The same justification that the Minister of Finance, María Jesús Montero, reiterated during the campaign when asked about the rescue of SEPI. The fall of Abengoa may lead to the first disagreement between the new Government of Juan Manuel Moreno and the Executive of Pedro Sánchez. Last Tuesday, the acting Presidency counselor, Elías Bendodo, warned that the state company “should give explanations” if it did not authorize the aid, assuring that the State is the only one that has “the legal tool” to save Abengoa .

Meanwhile, the representatives of the works councils of the Sevillian company have completed their seventh day of confinement this Monday as a pressure measure so that all the parties involved reach an agreement. The 11,000 Abengoa workers —3,000 in Spain and almost 2,000 in Seville— have been the weakest link in this chain of rescues, restructurings, pre-bankruptcies, bankruptcy proceedings and unstoppable debt that the company has been linking since 2015.
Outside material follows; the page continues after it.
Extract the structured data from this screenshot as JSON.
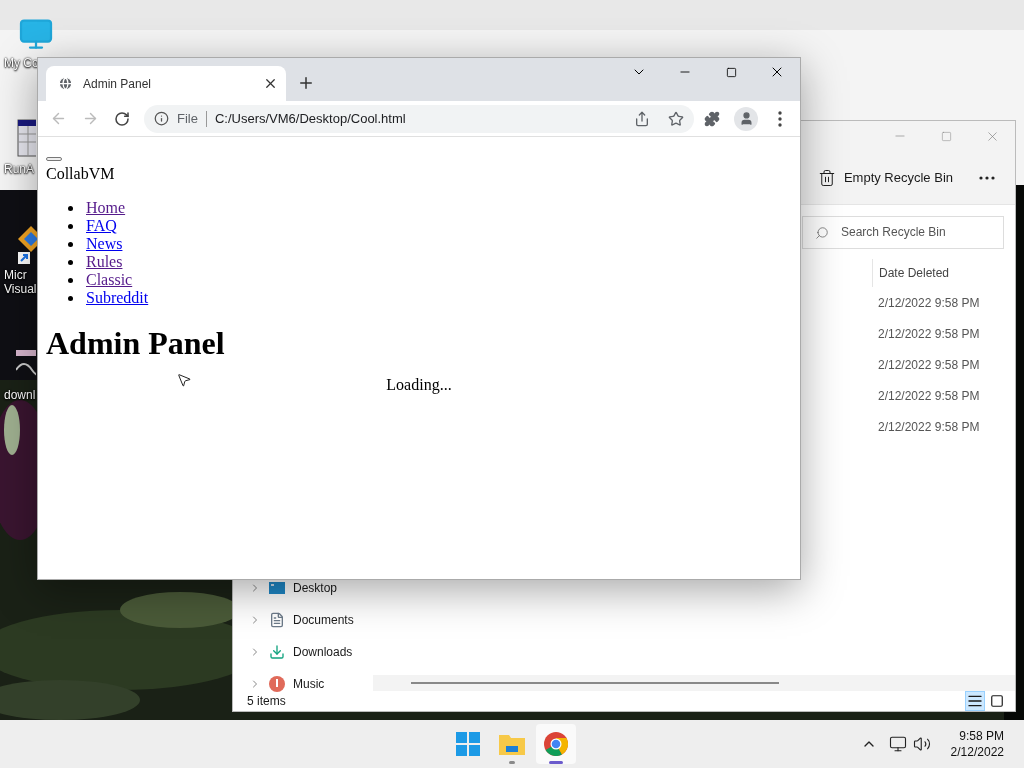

The Council of Ministers approves another six grants

The Council of Ministers has authorized another six aid from the rescue fund on Monday, already within the time limit (you have until this Thursday to sign new public injections with this tool). The beneficiary companies are Celsa, ISASTUR, Vivanta, Imasa, Meeting Point and Blue Sea and the amount of the aid amounts to 721 million.

The one that will receive a greater public injection is Celsa (550 million euros), although it is pending that the company and creditors sign a new agreement that complies with the terms established by SEPI. Vivanta, for its part, will receive aid of 40 million euros, ISASTUR another 40 million and Imasa an aid of 35 million euros. The other two will go to the hotel sector: Meeting Point will receive 31 million euros and the Blue Sea hotel group another 25 million euros.

With this aid, the rescue fund has already approved 30 operations for a total value of 3,255.8 million, 32.5% of the fund’s capacity (10,000 million) and 60.3% of the 5,392.7 million that they had requested among all the companies that wanted to accept this public tool.